Dizer que 20 de novembro é uma data de consciência sobre a população que fora escravizada no Brasil até 1888 – ao menos, oficialmente – é um leve alento na mácula que a sociedade brasileira impõe na história do negro no país. Atualmente, iniciativas como estas são bem-vindas, mas ainda aquém do que se deva realizar a fim de fazer-se justiça social à população negra do Brasil. A história do país, para o grande público, quase que romantiza o processo de libertação dos escravos por aqui. No entanto, não se vê um cenário de igualdade, de equidade na sociedade ao ponto de não se identificar todo negro como um potencial criminoso, como se pode perceber dos casos de prisão, de morte e de humilhação que ocorrem de norte a sul do país.

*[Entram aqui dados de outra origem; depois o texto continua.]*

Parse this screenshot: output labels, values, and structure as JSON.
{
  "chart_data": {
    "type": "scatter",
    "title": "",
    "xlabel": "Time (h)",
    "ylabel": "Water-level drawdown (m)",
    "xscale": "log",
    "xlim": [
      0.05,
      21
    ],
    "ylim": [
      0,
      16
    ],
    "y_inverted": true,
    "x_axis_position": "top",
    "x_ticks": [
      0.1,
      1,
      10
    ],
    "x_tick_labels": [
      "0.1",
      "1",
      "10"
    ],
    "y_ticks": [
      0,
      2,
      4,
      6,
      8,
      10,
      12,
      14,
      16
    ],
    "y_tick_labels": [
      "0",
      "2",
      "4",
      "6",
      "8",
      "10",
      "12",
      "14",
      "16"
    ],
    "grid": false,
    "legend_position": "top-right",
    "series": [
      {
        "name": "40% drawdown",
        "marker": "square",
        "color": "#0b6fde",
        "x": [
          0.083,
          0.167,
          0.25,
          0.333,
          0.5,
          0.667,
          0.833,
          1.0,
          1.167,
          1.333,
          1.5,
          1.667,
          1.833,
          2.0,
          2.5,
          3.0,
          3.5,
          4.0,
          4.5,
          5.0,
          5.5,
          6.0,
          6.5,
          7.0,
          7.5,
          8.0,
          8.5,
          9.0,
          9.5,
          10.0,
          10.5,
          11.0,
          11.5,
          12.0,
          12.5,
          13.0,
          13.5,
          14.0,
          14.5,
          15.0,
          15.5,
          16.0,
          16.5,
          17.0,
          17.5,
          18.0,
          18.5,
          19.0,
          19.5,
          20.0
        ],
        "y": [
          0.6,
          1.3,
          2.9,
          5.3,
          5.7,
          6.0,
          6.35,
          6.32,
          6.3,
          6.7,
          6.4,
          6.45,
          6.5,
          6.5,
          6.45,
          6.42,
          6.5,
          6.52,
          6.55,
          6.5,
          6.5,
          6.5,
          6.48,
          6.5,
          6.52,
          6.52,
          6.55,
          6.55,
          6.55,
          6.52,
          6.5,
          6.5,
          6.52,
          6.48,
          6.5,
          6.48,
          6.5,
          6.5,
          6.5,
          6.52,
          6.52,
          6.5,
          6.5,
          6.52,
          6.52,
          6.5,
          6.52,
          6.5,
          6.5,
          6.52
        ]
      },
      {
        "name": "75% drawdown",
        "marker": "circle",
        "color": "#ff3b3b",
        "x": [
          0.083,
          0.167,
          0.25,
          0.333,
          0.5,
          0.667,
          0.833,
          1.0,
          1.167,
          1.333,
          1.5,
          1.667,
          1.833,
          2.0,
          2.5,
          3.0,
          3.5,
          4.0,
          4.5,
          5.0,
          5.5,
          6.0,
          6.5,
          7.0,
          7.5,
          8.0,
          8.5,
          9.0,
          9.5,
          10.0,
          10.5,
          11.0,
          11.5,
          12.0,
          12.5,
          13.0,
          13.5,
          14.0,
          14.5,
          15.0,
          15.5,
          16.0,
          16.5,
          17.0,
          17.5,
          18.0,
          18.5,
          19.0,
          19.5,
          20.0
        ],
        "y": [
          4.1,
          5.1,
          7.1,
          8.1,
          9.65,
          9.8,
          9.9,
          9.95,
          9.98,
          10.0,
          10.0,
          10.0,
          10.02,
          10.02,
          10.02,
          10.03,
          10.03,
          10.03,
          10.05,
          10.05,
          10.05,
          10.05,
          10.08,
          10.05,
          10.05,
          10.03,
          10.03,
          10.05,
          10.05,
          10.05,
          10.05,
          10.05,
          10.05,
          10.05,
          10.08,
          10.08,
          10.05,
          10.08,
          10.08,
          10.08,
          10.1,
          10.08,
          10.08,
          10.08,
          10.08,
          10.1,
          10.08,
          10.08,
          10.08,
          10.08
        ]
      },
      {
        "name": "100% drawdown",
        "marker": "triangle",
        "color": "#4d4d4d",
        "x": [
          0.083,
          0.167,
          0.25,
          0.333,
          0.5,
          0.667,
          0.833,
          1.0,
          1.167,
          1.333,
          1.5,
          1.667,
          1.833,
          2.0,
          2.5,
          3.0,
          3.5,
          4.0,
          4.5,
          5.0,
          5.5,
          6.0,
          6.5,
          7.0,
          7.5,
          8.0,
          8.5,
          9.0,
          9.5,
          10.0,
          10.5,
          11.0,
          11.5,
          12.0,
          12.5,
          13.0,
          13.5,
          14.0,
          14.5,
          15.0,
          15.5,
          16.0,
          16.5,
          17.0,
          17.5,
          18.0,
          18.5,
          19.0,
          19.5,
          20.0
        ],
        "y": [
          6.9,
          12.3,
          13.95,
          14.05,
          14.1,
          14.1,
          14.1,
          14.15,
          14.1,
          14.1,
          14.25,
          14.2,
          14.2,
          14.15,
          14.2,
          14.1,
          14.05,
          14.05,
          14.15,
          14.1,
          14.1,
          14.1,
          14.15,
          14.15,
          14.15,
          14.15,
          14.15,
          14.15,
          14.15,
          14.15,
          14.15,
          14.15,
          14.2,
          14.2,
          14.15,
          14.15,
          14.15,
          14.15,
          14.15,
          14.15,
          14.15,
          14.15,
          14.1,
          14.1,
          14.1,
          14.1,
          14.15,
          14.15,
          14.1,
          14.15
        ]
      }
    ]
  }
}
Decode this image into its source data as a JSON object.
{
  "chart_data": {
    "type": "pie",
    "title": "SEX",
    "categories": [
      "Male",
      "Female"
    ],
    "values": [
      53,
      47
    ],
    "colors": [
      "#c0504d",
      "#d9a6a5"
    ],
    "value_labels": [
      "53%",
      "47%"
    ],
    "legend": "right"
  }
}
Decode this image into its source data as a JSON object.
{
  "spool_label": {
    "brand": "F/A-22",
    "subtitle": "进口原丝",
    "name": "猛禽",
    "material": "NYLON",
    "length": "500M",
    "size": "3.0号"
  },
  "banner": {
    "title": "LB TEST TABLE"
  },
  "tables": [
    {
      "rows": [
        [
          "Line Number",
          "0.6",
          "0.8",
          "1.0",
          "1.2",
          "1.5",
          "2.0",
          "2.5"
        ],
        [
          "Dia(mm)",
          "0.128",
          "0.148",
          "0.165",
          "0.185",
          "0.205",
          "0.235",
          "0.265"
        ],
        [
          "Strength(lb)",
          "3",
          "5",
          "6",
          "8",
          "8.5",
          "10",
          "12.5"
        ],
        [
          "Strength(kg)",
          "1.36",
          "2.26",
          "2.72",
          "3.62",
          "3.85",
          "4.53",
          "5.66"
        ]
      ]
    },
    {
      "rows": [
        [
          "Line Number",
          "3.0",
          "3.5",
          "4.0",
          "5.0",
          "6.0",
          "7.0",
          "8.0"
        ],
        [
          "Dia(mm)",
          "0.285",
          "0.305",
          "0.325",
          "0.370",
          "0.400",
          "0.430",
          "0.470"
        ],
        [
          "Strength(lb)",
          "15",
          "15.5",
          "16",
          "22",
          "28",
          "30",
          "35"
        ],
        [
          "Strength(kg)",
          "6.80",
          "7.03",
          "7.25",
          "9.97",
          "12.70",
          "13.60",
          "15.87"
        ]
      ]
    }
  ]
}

Em 2018, o Departamento Penitenciário Nacional (Depen) informa que entre os presos, 61,7% são pretos ou pardos. O trágico, se não fosse insano, é que 53,63% da população brasileira têm essa característica. Lamentável, acintoso, vergonhoso e cruel, portanto, ver que não se há um alarde para identificar as causas das prisões, as reincidências. Não há estudos de maiores volumes sobre as situações de vulnerabilidade desses indivíduos que estão entre a população carcerária brasileira. Por outro lado, há o senso comum que se apropria de dados como esses apenas com o intuito de eternizar e intensificar atos de atrocidade contra a população negra. Inúmeros são os caso, no cotidiano da sociedade, em que crianças ou o jovens negros não são tratados em sua dignidade em shopping center, lojas de departamento, escolas e outros lugares públicos. Como a representatividade do dia 20 de novembro poderá incidir para afastar situações de intolerância será de grande valor à prática de justiça social.

Vive-se com a política do mal menor, do conformismo com o que está posto, com o lugar de fala realizado no “depois melhora, o importante é que já está diferente”. Arrasta-se à população aos ditames do mandante de plantão que, sinceramente, não realiza uma perene política centrada numa sociedade inclusiva, igual e fraterna. Mesmo que o político defenda políticas inclusivas, seu sucessor, quase que de modo doentio, tenta desfazer as práticas, tendo em vista suas intenções enquanto partido, suas pretensões políticas, a eliminação de ações de seu antecessor tão somente, ou mesmo pela perversidade que tem sido a marca indelével de boa parte dos representantes políticos do povo brasileiro.

A lei no 12.519, de 10 de novembro de 2011, institui o Dia Nacional de Zumbi e da Consciência Negra, a ser comemorado em 20 de novembro. Zumbi lembra o projeto de liberdade sediada na Serra da Barriga, localizada em União dos Palmares – AL, de uma camada da sociedade que fora combalida à escravidão e, aquele seria um refúgio contra as implacáveis desumanidades. Conscientizar a sociedade sobre as condições da população negra neste país, desde os longínquos anos vividos por Zumbi e seus comandados, será um traço de afabilidade e humanismo ímpar de uma sociedade que se afirma civilizada. Ter noção das atrocidades a que fora acometida a população negra - e que ainda ocorrem - determina um novel período da população brasileira, em que a igualdade, a liberdade e a solidariedade possam desempenhar papéis de relevantes protagonistas da história recente do país.